Considerations for spray foam insulation with roof replacement possible in about 10 years

insulationroofspray-foam

We have an old house in the Philadelphia area which we bought last year. This has a slate roof and we were told by our home inspector that we'd need to consider replacing it in 10 years. It is the original roof and has been on the house ~70 years so I think the estimate of 10 years is conservative. I plan to continue having the roof checked out and slates replaced as necessary.

Spray foam insulation is attractive because we are installing an AC system and it'll bring this within the thermal envelope of the house, albeit at a premium cost. Assuming the lifetime is so short (and all the insulation will be out when a new roof is installed) I'd expect that I could have roof leaks or other issues before the roof is replaced.

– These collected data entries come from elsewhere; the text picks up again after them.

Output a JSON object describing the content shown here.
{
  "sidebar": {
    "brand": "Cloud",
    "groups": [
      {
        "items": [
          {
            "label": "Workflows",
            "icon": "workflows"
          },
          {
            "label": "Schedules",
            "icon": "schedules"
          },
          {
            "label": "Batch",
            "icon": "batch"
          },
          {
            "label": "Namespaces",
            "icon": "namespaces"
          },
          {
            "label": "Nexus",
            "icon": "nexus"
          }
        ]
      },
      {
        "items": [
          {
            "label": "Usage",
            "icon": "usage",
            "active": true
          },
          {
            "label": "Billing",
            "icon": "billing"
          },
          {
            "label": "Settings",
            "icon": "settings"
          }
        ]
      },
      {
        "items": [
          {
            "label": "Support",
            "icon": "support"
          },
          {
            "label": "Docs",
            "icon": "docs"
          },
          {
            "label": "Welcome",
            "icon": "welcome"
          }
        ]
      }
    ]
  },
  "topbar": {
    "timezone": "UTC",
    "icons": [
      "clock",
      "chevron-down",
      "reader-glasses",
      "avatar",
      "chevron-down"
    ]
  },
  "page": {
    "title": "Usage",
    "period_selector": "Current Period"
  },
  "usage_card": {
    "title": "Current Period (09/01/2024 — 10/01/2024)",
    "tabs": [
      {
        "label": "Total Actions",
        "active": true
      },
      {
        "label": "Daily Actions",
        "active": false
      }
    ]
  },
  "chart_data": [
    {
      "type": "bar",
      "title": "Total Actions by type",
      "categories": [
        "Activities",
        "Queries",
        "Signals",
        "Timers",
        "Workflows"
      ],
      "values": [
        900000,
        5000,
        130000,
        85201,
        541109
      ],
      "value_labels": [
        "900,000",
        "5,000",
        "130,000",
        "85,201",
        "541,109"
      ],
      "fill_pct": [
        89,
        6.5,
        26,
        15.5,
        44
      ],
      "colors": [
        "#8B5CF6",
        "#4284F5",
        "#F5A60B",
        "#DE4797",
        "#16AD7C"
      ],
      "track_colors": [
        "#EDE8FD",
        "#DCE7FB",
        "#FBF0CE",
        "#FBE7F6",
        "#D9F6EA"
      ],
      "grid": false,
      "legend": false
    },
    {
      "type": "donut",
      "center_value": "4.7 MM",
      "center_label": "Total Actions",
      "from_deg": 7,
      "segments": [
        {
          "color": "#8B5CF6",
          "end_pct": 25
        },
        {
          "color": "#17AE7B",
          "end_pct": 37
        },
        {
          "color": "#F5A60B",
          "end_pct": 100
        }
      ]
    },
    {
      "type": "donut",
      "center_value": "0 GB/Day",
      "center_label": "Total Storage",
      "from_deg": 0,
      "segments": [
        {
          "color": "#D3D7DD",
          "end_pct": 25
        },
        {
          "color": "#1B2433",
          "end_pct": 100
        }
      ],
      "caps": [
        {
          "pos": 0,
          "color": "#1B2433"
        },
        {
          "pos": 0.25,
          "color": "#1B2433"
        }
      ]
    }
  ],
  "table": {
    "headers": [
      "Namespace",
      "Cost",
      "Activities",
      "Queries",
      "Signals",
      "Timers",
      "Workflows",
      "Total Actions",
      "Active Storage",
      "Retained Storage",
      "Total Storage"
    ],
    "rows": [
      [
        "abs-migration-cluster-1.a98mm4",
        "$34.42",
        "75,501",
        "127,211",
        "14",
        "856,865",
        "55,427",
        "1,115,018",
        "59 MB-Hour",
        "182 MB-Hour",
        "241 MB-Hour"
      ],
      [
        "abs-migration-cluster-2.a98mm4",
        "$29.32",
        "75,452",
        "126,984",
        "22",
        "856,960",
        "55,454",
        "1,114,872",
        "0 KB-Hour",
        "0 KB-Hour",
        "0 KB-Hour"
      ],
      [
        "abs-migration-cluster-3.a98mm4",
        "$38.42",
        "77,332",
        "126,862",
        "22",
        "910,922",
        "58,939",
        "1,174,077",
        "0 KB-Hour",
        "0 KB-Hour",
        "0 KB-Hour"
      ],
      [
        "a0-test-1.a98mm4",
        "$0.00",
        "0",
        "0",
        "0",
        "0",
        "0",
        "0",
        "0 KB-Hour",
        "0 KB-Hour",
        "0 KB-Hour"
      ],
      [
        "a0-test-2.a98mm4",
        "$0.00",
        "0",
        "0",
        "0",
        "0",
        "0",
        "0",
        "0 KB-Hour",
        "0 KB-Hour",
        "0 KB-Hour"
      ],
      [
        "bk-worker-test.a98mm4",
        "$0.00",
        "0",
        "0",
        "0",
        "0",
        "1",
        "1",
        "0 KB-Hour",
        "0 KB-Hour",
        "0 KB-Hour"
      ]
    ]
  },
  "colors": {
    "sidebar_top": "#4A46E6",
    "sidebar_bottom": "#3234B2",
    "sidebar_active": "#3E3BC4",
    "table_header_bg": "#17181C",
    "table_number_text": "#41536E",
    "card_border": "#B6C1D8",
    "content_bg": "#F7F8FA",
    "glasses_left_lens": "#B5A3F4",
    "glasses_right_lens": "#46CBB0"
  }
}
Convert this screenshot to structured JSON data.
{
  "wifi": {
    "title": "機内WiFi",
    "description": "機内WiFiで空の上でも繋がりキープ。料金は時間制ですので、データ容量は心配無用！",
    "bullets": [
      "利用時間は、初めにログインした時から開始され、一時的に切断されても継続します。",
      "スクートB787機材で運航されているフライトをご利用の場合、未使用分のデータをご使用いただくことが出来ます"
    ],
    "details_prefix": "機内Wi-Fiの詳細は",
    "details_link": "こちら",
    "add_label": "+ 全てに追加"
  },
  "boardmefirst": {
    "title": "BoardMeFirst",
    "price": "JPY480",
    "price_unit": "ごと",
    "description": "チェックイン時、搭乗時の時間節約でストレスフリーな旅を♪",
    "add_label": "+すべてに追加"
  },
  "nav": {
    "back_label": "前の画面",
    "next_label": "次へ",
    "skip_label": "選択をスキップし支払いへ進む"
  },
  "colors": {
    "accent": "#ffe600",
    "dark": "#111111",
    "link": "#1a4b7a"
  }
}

Does this type of insulation add major overhead to what would be simpler tasks? How do leaks manifest with spray foam insulation? Do they hide themselves for a longer period?

Best Answer

Spray foam is fine here. Hire it out, don't try yourself. You won't save much if any money and this stuff is better installed by pros. Make sure the roof decking is bone-dry on the day they install it. Determine what kind of R-value you want, too. The stuff is so expensive that installers will often try to convince you that 2 to 4 inches is sufficient for a variety of phony-baloney reasons; ignore that. If you want an R-50 roof (which is a good idea, and only slightly higher than code-minimum for your area in the latest version of the energy code), that'll require 7" of foam, which can very expensive. Typical price is $2+ per inch thick per square foot. for an 800 square foot attic, 7" of foam would cost more than $11,000!

Spray foam may be unnecessary. If you don't install the AC unit and its ductwork in the attic, then you can skip the spray foam and pile cellulose or fiberglass on the attic floor to get better performance for 1/3 to 1/10 the price. And it's easily DIY-able.